Now, for an example… I was once a twelve year old, weighing perhaps 65 pounds, when I used my Bullseye putter for the first time. But as an adult of over 200 pounds (three times heavier) does still using a 350g putter head make any sense? Either the putter mass to player mass ratio was way too high then (it sure didn’t seem so at the time) or way too light now (the likely case).

The ratio of head mass to ball mass also is important. Now, diminishing returns kicks in, but a heavier head has an easier time striking the ball with a more effective momentum transfer. Why? Is it simply Newton’s classical Second Law “Conservation of Momentum”? Mostly… but there is more to it than simply that. You truly need to consider the impulse involved in the collision, the properties of the ball (and putter face perhaps) to get to the whole truth here… let’s simplify all that though… Newton’s Law explains why a heavier putter head can swing slower, and still strike the ball the same distance. That’s a good thing.

Now, about overall club mass, and location…

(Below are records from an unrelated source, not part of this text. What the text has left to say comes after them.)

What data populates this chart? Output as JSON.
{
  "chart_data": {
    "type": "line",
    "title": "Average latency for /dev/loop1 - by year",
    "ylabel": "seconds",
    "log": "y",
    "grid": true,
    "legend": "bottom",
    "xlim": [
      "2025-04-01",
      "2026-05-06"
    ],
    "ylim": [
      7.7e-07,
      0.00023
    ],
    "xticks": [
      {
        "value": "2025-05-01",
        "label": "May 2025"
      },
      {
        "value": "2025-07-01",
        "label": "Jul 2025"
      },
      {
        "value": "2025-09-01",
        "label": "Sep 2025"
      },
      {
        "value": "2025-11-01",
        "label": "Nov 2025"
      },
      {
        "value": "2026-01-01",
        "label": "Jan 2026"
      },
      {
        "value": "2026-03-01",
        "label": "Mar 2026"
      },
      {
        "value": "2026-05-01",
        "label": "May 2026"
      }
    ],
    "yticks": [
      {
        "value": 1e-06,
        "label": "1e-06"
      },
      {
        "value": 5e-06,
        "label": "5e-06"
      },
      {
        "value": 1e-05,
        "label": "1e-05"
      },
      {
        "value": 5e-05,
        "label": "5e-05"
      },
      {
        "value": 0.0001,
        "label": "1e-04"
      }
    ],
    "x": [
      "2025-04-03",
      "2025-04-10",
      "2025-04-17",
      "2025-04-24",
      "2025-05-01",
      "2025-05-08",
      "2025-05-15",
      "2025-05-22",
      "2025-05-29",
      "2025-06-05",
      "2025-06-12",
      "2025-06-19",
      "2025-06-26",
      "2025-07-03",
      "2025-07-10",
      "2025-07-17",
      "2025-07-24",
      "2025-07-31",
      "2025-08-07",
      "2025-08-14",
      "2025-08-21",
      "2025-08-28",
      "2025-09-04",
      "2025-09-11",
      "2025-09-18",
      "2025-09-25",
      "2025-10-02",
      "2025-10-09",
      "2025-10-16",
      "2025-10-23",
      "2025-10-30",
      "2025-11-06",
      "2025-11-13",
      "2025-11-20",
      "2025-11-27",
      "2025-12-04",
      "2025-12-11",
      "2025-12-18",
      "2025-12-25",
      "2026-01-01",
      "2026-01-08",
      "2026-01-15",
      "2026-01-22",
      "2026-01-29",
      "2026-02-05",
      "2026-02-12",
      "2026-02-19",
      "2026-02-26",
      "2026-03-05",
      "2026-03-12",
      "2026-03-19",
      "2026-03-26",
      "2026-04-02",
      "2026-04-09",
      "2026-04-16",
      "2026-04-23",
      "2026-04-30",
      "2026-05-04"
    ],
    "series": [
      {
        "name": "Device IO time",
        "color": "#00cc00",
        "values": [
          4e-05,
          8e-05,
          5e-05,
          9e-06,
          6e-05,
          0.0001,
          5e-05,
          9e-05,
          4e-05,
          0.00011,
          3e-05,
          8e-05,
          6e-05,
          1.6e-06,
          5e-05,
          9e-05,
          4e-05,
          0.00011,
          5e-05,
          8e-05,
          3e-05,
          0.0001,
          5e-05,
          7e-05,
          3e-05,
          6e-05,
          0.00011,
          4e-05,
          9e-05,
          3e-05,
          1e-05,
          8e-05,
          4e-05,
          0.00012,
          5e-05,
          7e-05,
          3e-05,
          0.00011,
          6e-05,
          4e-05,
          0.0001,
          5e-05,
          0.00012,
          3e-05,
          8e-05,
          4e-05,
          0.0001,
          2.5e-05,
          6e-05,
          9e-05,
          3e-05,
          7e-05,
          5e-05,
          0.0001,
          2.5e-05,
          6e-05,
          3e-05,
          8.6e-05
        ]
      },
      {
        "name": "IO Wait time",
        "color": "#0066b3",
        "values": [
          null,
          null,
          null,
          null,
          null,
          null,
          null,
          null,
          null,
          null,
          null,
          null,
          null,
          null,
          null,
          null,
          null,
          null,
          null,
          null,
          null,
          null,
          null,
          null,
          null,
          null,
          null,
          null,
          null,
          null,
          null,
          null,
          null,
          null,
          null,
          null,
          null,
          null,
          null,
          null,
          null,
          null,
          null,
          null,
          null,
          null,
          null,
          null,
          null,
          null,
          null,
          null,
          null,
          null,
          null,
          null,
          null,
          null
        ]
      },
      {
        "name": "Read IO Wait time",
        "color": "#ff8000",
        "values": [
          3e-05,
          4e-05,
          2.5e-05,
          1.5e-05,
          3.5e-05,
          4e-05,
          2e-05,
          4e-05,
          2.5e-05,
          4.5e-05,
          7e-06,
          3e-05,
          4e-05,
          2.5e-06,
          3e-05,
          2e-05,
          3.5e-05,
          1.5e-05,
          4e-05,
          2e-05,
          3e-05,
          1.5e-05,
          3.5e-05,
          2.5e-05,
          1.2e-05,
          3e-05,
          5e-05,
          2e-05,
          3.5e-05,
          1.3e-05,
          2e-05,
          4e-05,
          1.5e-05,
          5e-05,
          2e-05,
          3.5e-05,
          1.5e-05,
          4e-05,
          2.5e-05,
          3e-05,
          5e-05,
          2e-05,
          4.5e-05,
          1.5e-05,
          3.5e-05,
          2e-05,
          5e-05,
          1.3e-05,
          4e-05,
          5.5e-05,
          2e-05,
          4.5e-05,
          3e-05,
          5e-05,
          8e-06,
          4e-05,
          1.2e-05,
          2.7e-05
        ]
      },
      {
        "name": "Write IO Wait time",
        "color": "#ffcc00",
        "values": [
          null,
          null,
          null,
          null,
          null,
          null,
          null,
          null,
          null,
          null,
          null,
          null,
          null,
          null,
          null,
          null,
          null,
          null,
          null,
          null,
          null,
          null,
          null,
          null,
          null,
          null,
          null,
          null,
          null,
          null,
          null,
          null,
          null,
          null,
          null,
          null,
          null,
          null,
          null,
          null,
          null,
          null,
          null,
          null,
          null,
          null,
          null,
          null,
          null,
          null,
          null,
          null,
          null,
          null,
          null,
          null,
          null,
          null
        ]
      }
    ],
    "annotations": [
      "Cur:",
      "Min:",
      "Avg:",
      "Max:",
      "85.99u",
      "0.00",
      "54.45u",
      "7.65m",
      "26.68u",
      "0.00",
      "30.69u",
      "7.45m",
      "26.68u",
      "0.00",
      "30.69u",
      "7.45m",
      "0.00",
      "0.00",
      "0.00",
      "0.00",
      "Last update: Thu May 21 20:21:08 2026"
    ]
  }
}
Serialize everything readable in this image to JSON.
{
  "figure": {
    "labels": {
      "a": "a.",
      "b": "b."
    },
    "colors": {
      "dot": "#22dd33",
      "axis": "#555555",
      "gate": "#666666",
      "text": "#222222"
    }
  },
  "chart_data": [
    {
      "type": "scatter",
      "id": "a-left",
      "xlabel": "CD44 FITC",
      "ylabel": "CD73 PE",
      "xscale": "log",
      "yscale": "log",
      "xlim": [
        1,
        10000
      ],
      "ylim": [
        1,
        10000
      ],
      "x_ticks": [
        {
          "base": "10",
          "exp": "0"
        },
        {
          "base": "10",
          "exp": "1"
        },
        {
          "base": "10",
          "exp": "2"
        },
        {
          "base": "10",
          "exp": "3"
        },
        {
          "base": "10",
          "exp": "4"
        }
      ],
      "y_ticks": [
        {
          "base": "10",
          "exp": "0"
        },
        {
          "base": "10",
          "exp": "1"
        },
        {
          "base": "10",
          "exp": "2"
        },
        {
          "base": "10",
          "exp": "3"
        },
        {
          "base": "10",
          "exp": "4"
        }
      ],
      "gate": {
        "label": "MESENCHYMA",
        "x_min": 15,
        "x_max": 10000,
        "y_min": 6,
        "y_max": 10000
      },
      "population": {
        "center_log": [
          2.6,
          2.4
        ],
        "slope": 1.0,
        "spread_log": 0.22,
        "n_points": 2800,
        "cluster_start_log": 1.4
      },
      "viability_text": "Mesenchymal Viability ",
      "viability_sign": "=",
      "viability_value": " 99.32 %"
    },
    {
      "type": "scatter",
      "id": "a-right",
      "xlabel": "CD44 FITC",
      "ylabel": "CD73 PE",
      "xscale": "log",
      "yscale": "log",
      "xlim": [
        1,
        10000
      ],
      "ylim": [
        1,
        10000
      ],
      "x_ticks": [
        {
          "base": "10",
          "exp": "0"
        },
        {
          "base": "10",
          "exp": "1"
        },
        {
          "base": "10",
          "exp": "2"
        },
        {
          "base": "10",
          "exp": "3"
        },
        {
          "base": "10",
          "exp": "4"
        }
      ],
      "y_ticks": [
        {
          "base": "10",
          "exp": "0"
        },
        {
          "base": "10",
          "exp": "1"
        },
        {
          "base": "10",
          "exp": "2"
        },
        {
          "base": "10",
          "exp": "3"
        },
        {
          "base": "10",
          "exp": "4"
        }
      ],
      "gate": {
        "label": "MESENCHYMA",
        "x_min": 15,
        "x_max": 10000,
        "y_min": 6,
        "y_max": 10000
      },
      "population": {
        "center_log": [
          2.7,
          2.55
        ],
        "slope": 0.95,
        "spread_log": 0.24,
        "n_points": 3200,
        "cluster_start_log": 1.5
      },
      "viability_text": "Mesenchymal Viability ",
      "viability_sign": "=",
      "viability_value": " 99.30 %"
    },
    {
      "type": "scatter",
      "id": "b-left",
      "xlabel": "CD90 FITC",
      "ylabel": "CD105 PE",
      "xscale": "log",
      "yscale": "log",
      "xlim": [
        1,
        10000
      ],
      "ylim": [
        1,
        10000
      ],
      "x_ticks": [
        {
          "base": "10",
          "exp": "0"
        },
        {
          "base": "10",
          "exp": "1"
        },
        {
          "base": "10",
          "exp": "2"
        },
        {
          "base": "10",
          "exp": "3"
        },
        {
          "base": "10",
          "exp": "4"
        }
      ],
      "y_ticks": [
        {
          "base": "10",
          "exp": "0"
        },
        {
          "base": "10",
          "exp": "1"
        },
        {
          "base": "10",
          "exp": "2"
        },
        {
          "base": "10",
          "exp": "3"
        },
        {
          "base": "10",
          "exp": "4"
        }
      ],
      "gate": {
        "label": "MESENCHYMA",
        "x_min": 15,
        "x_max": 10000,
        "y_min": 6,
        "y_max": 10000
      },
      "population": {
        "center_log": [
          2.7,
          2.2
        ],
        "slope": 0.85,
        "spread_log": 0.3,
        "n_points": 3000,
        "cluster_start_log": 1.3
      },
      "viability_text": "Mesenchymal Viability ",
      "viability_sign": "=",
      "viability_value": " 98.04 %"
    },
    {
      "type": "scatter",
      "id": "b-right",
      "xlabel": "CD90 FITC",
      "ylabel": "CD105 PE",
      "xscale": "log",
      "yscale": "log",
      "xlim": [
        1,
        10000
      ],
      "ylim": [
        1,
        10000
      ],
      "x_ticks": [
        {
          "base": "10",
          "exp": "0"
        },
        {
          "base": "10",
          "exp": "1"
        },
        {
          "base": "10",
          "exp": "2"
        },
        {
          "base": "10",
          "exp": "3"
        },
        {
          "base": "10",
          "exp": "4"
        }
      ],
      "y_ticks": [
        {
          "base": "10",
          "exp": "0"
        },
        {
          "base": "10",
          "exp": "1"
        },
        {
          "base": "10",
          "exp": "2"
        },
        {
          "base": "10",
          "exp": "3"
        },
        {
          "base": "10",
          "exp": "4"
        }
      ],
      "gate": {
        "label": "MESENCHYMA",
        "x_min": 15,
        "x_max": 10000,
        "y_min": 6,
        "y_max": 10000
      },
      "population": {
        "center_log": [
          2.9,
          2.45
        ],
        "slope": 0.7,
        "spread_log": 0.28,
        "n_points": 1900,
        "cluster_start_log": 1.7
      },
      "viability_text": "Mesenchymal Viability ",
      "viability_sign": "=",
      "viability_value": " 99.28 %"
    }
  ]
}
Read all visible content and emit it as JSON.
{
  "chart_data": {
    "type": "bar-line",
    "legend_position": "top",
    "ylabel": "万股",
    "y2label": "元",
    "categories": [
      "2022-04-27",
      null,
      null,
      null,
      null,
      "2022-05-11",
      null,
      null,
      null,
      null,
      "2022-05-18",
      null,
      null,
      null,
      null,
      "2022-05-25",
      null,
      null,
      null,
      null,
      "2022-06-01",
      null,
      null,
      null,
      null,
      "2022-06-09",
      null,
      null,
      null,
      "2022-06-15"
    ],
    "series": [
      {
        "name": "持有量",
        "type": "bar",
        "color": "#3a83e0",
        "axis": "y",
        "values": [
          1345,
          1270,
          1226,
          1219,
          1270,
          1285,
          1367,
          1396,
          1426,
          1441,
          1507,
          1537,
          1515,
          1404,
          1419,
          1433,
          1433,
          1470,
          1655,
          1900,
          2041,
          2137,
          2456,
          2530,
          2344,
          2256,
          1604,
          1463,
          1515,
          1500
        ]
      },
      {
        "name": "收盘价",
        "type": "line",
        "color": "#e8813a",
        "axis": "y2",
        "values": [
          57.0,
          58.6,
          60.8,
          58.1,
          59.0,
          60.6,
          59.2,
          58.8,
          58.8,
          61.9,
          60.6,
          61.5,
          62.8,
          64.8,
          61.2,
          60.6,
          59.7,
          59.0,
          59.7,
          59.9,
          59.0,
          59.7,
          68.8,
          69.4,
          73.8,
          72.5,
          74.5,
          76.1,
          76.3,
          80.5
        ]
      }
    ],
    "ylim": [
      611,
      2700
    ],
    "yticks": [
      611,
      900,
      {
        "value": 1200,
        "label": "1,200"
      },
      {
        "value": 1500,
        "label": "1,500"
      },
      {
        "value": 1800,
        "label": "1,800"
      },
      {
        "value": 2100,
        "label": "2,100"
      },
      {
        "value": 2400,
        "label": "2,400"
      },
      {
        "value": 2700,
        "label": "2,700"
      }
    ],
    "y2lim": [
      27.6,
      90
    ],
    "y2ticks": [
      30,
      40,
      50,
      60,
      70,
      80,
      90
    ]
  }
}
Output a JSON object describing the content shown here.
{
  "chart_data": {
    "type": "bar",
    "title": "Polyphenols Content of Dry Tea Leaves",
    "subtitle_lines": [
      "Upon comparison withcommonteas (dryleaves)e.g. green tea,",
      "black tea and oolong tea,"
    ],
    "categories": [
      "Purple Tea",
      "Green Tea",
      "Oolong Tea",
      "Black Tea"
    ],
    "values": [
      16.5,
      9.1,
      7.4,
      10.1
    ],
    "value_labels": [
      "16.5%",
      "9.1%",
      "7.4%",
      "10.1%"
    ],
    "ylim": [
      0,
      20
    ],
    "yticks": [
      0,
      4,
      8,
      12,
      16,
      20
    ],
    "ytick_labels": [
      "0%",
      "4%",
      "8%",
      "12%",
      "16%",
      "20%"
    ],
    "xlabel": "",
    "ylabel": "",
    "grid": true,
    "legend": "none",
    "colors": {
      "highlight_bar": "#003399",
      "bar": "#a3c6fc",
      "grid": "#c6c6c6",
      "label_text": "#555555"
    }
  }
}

There is a company that sells putters that have a far heavier overall mass. It’s an interesting theory, from a marketing standpoint. You have to give them credit as marketers… they definitely exploit the inability of most golfers to discern between common-sense physics and simplistic (first order) “popular science” type thinking. Their theory? Adding weight high moves the balance point farther from the head. Supposedly this helps the “pendulum stroke” occur.

Interesting theory… unfortunately dead wrong. We prove it every day. Here’s why…

A “pendulum” swings effectively based upon it’s “radius of gyration”. That’s a fancy engineering term for the distance of the balance point away from it’s pivot in a pendulum device. Galileo figured out in 1602, that an “ideal” pendulum actually would have a weightless string, and a heavy bob.

Here’s an easy way to see it… try putting by swinging a sledgehammer from the wrong end. What happens? The (normal) grip end (simulated clubhead) swings all over the place, it’s tough to control, much less putt a golf ball. Now putt by swinging it with the hammer down… wow. Now that’s a pendulum stroke.

So, if you were blindfolded, I could place in your hands, either a so called “Heavy” putter (with backweighting), or a facsimile of one. The fake would be the same overall mass as the actual (Heavy) putter, but shorter, with a weight on the end of a (very light) stick, and the balance point the same distance from the grip as the putter. All I would need to do, was replicate overall mass & radius of gyration, and you wouldn’t know which was which. As a design engineer, such a device would be fairly simple to design, especially with computers doing our iterative calculations for us.

In either case, your stroke errors (angles, displacements, velocities, vectors) would be translated thru the CG of either object. Niether of which is anywhere near the ball. The consequence of such, is that the errors are “leveraged”, or magnified by the distance the the CG is away from the ball.

Not only does back-weighting make the putter “Less Effective” as a pendulum device, it increases the severity of the stroke errors you naturally will experience. Not a good way to putt better.

Bottom line? Heavier putters (where it counts, in the head) are more effective. But, in the grip end? Don’t bet on it.